Trimethoprim-sulfamethoxazole belongs to a class of drugs known as sulfonamide antibiotics. Bactrim tablets contain a combination of two antibiotic drugs: trimethoprim and sulfamethoxazole, and is approved for a wide variety of bacterial infections. As an off-label treatment, this drug combination is considered first-line therapy for both skin and body-system nocardiosis; it works by blocking bacterial growth.
Treatment of various infections due to susceptible bacteria.
Rash, itching, nausea, vomiting, stomach upset, various blood disorders (decreased red blood cells, decreased white blood cells, etc.), fever, changes in kidney or liver function, local injection site reaction (injection), anorexia, severe skin reactions.
- Notify your doctor if you are allergic to sulfa drugs or sulfites, or have certain types of anemia (megaloblastic anemia due to folate deficiency).
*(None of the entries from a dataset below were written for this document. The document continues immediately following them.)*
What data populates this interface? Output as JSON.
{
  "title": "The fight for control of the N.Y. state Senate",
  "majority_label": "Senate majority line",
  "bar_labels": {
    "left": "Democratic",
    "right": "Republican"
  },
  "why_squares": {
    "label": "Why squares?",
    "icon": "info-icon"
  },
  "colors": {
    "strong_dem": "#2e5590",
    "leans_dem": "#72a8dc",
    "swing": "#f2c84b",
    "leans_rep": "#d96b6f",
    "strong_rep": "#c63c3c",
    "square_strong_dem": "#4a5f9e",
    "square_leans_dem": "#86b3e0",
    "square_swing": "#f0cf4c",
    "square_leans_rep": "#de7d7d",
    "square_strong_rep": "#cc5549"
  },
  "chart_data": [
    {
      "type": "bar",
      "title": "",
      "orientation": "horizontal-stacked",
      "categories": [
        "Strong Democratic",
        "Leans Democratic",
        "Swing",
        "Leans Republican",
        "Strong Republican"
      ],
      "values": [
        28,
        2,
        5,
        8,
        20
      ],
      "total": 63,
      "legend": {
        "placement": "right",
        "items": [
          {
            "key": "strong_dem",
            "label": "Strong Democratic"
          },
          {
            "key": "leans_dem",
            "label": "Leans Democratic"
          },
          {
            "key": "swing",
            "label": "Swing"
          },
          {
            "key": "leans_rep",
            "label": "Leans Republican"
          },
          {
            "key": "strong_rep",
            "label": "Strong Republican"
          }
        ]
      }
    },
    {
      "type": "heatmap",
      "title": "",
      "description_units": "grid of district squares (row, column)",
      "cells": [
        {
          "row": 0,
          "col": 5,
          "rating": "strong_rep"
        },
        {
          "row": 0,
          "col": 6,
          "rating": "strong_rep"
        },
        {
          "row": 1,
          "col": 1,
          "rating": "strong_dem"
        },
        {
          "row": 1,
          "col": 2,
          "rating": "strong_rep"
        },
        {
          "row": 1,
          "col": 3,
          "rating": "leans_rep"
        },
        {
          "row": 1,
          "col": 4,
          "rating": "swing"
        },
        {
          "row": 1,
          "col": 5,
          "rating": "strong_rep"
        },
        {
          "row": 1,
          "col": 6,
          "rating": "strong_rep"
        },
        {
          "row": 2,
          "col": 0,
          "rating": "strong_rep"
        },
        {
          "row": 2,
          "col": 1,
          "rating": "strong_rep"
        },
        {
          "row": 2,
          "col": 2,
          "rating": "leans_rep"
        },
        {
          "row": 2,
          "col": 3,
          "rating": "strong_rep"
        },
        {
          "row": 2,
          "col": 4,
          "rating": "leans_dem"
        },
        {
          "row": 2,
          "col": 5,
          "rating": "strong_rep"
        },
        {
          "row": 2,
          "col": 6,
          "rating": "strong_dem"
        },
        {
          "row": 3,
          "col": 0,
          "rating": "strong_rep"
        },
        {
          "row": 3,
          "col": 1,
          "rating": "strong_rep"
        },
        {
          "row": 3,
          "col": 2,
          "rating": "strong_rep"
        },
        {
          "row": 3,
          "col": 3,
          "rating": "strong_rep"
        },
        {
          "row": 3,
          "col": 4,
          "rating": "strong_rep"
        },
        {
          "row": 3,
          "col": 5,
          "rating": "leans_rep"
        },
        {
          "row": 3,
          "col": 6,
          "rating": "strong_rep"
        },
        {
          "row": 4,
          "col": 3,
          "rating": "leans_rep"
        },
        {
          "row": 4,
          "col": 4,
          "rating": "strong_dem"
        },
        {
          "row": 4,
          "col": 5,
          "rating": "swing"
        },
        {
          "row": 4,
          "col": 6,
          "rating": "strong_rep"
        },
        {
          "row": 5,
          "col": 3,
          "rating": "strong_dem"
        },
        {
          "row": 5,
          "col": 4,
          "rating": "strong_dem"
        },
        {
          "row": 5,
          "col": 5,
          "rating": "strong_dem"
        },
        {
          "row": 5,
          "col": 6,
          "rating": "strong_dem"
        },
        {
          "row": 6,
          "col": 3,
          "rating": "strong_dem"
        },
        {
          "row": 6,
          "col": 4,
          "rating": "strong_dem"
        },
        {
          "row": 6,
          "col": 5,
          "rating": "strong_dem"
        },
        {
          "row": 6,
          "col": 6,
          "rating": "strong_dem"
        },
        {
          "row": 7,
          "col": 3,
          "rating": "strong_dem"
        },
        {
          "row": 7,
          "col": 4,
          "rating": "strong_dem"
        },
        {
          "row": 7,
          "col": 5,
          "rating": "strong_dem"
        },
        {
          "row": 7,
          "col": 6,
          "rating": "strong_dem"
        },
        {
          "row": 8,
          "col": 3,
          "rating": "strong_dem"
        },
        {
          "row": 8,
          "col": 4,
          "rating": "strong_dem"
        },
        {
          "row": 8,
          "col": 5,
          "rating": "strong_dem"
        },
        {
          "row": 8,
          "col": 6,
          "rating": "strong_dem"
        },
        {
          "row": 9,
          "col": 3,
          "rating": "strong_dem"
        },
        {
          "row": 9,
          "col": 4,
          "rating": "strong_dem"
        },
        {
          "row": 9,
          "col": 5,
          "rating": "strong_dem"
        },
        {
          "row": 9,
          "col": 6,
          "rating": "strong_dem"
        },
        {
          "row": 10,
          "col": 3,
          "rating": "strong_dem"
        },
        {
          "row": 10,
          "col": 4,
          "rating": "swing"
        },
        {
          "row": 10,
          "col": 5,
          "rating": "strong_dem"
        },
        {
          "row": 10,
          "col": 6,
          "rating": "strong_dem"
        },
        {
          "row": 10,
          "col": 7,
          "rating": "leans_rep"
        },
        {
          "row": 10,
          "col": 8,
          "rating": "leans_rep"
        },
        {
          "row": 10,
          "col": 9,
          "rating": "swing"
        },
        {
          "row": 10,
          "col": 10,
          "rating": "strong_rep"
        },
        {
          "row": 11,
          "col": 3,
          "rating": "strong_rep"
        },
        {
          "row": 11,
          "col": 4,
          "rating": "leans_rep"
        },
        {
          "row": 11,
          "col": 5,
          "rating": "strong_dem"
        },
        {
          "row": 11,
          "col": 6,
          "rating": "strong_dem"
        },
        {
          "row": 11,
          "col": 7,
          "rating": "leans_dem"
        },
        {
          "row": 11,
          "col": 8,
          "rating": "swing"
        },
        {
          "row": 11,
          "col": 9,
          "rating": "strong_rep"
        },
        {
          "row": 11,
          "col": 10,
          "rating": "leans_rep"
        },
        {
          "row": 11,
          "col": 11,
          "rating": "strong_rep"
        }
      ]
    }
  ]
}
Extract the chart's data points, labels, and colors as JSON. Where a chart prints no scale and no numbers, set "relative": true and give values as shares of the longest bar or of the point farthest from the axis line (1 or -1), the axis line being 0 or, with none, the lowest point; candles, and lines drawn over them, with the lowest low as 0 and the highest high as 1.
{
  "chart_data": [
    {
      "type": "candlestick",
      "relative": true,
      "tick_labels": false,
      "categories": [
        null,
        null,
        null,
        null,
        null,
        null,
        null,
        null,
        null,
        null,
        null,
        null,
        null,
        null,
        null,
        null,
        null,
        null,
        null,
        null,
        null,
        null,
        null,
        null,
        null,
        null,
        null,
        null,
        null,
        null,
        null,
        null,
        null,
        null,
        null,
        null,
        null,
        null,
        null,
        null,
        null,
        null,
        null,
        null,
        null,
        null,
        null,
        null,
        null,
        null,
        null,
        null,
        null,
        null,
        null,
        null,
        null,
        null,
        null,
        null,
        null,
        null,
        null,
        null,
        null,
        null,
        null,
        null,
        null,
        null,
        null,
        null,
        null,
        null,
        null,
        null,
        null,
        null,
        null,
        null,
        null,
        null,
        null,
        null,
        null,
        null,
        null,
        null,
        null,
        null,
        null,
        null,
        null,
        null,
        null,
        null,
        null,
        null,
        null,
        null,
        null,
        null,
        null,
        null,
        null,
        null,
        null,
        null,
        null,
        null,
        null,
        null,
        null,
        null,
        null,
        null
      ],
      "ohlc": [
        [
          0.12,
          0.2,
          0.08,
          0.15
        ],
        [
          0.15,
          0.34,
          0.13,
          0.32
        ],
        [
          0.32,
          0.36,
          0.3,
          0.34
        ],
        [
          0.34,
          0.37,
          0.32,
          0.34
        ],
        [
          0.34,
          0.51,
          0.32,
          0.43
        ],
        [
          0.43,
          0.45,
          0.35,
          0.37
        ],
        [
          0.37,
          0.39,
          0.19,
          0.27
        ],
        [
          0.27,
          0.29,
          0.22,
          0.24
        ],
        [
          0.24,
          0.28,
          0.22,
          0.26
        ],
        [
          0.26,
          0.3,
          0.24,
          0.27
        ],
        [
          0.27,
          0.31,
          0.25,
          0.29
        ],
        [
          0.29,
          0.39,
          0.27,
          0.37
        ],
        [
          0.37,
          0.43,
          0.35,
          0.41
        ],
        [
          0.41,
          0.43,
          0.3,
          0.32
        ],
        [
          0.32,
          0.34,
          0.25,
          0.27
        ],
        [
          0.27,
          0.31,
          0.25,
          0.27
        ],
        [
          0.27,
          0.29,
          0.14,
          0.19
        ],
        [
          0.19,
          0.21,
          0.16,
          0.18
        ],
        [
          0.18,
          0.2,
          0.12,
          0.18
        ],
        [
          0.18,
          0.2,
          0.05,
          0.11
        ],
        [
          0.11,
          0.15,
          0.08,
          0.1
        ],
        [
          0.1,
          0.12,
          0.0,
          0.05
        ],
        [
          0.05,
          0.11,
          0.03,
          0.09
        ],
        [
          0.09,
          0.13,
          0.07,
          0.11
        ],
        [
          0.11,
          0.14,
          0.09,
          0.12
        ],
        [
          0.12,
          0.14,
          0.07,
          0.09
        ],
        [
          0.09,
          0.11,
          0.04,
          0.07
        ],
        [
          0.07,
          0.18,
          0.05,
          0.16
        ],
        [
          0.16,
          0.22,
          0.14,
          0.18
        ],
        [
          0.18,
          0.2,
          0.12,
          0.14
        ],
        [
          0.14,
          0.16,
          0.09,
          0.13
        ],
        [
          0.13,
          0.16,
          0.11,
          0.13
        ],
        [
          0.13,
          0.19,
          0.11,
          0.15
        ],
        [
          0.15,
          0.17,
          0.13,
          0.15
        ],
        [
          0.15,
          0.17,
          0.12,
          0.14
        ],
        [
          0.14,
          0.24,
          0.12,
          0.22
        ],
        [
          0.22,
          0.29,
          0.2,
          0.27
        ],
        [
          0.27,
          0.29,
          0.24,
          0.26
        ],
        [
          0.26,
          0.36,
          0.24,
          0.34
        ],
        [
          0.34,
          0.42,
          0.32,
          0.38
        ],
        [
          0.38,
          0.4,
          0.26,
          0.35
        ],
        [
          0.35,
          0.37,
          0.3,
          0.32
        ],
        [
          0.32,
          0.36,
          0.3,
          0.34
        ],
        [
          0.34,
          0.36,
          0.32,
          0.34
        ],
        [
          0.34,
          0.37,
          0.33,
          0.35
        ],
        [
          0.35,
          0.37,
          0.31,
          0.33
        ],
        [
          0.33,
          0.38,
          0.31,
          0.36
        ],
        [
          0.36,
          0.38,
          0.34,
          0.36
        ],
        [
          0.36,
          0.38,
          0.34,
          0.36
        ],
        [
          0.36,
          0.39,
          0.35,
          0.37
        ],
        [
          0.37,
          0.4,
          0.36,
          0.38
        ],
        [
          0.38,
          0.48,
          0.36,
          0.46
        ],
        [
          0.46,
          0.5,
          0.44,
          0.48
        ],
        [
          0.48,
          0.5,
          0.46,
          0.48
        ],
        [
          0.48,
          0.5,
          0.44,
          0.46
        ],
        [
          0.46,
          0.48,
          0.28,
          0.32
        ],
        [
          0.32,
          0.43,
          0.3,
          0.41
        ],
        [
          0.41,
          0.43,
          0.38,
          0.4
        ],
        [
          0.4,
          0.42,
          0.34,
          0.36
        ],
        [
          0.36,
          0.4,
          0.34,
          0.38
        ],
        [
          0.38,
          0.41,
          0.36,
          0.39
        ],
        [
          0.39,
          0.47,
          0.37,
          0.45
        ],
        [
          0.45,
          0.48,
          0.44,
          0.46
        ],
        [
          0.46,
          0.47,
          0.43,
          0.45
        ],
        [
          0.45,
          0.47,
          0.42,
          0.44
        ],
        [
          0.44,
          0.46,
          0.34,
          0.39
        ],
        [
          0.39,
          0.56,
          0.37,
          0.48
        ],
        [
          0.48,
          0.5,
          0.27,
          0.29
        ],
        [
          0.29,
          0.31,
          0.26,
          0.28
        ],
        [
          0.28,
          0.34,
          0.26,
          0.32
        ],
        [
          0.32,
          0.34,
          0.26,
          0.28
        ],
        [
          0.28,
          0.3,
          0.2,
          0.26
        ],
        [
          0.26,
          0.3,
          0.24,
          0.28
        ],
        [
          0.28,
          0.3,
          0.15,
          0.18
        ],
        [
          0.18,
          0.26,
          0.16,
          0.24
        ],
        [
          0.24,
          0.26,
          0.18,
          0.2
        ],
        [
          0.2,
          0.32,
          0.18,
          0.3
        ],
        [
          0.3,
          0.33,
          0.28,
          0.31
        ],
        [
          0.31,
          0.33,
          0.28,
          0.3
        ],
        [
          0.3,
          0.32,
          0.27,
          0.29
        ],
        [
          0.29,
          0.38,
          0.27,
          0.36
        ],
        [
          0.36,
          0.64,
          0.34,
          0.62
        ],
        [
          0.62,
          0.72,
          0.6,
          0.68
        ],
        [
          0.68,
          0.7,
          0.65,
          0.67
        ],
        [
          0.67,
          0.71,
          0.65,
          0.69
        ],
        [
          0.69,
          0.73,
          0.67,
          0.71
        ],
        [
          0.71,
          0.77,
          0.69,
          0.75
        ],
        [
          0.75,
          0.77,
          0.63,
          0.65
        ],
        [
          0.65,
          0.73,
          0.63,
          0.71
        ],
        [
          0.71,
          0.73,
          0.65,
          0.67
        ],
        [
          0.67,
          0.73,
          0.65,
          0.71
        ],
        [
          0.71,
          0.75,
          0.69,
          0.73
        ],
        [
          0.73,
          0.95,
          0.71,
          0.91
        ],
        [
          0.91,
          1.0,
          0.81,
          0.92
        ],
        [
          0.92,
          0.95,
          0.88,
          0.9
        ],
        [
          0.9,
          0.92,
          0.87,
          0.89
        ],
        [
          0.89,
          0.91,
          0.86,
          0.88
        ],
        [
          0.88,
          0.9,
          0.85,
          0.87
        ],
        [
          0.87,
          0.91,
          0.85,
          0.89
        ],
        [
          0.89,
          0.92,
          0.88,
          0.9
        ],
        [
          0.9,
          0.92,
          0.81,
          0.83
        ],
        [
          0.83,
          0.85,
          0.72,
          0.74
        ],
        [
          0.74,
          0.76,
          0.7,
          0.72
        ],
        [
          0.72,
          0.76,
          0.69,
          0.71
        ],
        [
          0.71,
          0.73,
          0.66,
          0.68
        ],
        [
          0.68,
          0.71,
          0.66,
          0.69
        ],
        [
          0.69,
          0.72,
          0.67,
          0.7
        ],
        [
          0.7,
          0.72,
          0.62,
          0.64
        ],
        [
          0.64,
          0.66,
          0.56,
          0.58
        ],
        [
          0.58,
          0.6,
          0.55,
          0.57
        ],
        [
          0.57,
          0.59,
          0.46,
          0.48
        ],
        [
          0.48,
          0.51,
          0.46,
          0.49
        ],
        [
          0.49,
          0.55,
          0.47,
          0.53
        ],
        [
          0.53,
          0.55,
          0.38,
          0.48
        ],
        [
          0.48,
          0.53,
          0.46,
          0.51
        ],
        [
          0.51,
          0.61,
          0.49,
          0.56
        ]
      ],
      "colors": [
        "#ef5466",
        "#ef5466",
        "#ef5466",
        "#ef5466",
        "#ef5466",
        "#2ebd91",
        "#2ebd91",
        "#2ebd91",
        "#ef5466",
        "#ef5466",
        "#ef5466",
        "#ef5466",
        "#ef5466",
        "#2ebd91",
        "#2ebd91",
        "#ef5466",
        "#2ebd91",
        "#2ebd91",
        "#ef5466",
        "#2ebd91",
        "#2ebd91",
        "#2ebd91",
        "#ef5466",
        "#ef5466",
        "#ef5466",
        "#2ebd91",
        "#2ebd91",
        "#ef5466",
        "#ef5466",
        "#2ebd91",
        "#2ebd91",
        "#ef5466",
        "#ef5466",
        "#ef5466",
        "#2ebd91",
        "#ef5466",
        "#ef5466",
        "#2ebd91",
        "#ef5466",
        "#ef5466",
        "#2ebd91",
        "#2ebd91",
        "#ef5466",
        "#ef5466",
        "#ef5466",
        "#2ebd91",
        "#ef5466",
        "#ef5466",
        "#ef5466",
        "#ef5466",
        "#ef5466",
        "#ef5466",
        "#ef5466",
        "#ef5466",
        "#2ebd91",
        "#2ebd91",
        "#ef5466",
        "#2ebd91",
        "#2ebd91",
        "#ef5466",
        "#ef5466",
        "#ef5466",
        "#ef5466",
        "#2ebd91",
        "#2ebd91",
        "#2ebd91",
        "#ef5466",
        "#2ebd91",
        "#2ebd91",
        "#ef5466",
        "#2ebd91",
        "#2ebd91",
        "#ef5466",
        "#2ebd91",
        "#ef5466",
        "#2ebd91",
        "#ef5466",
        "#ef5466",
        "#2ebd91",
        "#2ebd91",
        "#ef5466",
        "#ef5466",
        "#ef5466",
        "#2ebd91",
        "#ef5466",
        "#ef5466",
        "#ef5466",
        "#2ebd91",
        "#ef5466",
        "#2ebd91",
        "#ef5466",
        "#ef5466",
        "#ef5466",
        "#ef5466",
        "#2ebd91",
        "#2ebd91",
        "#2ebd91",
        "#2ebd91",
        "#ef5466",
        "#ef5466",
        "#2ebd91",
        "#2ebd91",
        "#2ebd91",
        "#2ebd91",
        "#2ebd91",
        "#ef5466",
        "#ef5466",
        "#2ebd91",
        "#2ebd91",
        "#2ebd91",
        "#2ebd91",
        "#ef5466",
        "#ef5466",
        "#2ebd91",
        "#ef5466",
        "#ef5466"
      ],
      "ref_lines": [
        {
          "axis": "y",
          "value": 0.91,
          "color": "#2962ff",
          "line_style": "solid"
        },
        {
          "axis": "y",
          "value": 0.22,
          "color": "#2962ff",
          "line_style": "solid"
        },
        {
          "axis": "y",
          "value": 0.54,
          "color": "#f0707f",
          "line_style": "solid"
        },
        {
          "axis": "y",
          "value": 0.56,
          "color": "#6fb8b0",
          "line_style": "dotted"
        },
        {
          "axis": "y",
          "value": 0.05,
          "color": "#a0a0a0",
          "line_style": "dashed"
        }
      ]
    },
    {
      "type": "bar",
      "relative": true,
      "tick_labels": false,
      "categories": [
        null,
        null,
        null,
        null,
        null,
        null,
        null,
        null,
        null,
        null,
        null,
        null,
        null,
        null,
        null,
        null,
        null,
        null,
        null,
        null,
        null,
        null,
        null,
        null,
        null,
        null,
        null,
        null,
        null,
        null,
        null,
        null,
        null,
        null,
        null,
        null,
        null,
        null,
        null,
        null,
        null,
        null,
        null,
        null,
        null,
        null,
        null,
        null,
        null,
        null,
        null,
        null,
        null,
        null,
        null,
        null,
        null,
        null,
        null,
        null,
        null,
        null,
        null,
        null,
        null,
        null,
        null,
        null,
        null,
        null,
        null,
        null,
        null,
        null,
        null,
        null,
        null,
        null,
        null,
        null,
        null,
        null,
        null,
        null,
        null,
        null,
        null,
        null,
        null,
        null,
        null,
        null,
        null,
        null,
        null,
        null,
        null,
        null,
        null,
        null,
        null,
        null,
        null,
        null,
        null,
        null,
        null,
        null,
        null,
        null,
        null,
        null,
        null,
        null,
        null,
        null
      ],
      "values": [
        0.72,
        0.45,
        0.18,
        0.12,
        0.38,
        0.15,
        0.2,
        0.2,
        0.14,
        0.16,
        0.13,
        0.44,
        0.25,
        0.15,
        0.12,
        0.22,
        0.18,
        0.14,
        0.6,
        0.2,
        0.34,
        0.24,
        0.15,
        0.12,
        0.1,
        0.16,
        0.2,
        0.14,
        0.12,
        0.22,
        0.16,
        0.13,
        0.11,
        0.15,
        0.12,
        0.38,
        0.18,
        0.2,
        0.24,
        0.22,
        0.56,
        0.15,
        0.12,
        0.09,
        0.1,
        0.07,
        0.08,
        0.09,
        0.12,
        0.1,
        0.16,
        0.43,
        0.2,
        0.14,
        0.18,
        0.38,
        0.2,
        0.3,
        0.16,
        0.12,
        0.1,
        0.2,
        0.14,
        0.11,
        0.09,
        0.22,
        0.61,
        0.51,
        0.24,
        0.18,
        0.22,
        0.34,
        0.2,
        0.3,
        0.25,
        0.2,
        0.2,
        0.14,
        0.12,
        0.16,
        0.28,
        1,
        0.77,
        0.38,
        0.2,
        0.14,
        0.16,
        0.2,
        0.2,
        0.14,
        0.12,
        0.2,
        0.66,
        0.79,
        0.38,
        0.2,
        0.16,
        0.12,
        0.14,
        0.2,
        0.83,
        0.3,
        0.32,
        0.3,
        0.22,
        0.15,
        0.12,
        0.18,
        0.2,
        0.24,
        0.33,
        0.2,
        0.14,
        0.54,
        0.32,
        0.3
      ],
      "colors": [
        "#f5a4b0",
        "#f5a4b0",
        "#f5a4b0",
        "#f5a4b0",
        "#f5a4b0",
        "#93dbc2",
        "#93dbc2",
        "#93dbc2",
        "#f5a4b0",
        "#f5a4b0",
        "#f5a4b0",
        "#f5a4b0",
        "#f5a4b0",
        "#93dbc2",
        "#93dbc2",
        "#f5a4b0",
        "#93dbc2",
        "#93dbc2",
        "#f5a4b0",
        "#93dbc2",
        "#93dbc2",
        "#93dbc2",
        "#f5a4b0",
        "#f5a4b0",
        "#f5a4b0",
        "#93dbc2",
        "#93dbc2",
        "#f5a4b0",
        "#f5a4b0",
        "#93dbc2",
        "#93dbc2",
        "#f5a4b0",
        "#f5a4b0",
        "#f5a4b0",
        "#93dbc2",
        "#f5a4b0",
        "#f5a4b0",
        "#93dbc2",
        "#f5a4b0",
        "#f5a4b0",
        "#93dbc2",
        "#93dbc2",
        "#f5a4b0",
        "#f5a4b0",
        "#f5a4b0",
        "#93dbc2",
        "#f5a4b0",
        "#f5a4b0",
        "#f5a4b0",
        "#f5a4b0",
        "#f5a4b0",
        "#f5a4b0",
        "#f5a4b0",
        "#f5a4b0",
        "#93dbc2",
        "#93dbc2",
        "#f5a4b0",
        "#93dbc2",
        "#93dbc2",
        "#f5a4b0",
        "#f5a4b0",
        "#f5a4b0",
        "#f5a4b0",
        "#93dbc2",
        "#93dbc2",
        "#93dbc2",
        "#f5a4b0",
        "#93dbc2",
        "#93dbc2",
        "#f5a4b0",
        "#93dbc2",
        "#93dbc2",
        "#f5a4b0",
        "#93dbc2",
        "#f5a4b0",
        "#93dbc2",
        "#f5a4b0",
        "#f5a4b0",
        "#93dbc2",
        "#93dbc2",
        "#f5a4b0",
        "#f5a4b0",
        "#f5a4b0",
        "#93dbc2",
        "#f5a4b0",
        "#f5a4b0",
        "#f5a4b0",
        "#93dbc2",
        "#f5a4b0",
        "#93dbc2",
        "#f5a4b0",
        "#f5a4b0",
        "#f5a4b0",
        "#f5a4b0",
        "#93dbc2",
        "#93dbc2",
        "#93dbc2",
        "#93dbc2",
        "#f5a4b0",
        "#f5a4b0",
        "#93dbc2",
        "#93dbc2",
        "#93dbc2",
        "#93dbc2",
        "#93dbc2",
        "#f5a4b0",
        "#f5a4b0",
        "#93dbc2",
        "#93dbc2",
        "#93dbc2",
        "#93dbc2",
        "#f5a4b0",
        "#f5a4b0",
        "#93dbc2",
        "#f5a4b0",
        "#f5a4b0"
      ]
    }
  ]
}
- Not for use in infants less than two months of age, pregnant women at term, or women nursing infants less than two months of age.
- This drug may cause severe skin reactions, that although rare, may cause death. Discontinue this drug at the first sign of rash and notify your doctor immediately.
- Rash, sore throat, fever, joint pain, pallor, unusual bleeding or bruising, jaundice may be an early sign of serious reactions.
- Report any cough, shortness of breath may be indicative of a hypersensitivity reaction to the respiratory tract.
- Not for use in the treatment of group A beta-hemolytic streptococcal infections.
- Report chronic, persistent diarrhea that develops during or shortly after the completion of therapy.
- Before you order Bactrim, please notify your doctor if you have impaired kidney or liver function.
Phenytoin, warfarin, cyclosporine, dapsone, diuretics, methotrexate, sulfonylureas, zidovudine.
Pregnancy category C; do not use at term, may cause kernicterus in the neonate; not recommended in the neonatal nursing period because sulfonamides excreted in breast milk may cause kernicterus.
Maintain adequate fluid intake.
Where can I buy Bactrim without prescription?
This medication is a prescription drug that comes in 480 mg, 960 mg tablets. It is available on prescription only as tablets for oral use, but the online pharmacy, will sell Bactrim without prescription. You may be able to order Bactrim antibiotic from them online and save the local pharmacy markup.
A variety of patient case study reports document the efficacy of Bactrim in nocardiosis. In a study by researchers from the Czech Republic, trimethoprimsulfamethoxazole in combination with antibiotics drugs such as cefotaximine, amikacin, chloramphenicol, and doxycycline successfully treated disseminated nocardiosis in the skin, right kidney, liver, peritoneal cavity, lungs, and thigh in a 55-year-old woman with mild trauma to the arm. The researchers noted that the combination of trimethoprimsulfamethoxazole and doxycycline was beneficial. In another study, five cases of Nocardia infection were noted among 301 patients who received bone marrow transplant. Treatment consisted of Bactrim, ceftriaxone (an antibiotic), or carbapenem (an antibiotic). This regimen resulted in a one-year survival of 40%, and all patients who received more than two weeks of treatment were cured of their infections.
This drug fights bacterial growth by affecting bacterial metabolism of folinic acid and dihydrofolic acid; this interferes with the production of specific proteins in the bacteria.
Septra, Bactrim, Antrima
Dihydrofolate reductase inhibitor (trimethoprim); sulfonamide derivative (sulfamethoxazole)
Tablets - Oral 480 mg, 960 mg.
UTIs, shigellosis, acute exacerbations of chronic bronchitis, acute otitis media: PO 160 mg TMP/800 mg SMX q12h for 10-14 days (3 days for uncomplicated cystitis in otherwise healthy females, 5 days for shigellosis).
Traveler's diarrhea: PO 160 mg TMP/800 mg SMX q12h for 5 days.
Pneumocystis carinii pneumonitis: PO 20 mg TMP/kg/day divided q6h for 14 days.
Pneumocystis carinii pneumonia prophylaxis: PO 160 mg TMP/800 mg SMX qd or 3 x /wk.
Dosage adjustment for impaired renal function: CrCl >30 ml/min, usual regimen; CrCl 15-30 ml/min, 1/2 usual regimen; CrCl <15 ml/min, not recommended.
UTIs, shigellosis, and acute otitis media: PO 8 mg TMP/kg/day divided q12h (1 ml/kg susp divided q12h).
Pneumocystis carinii pneumonitis: PO 15-20 mg TMP/kg/day divided q6h for 14 days.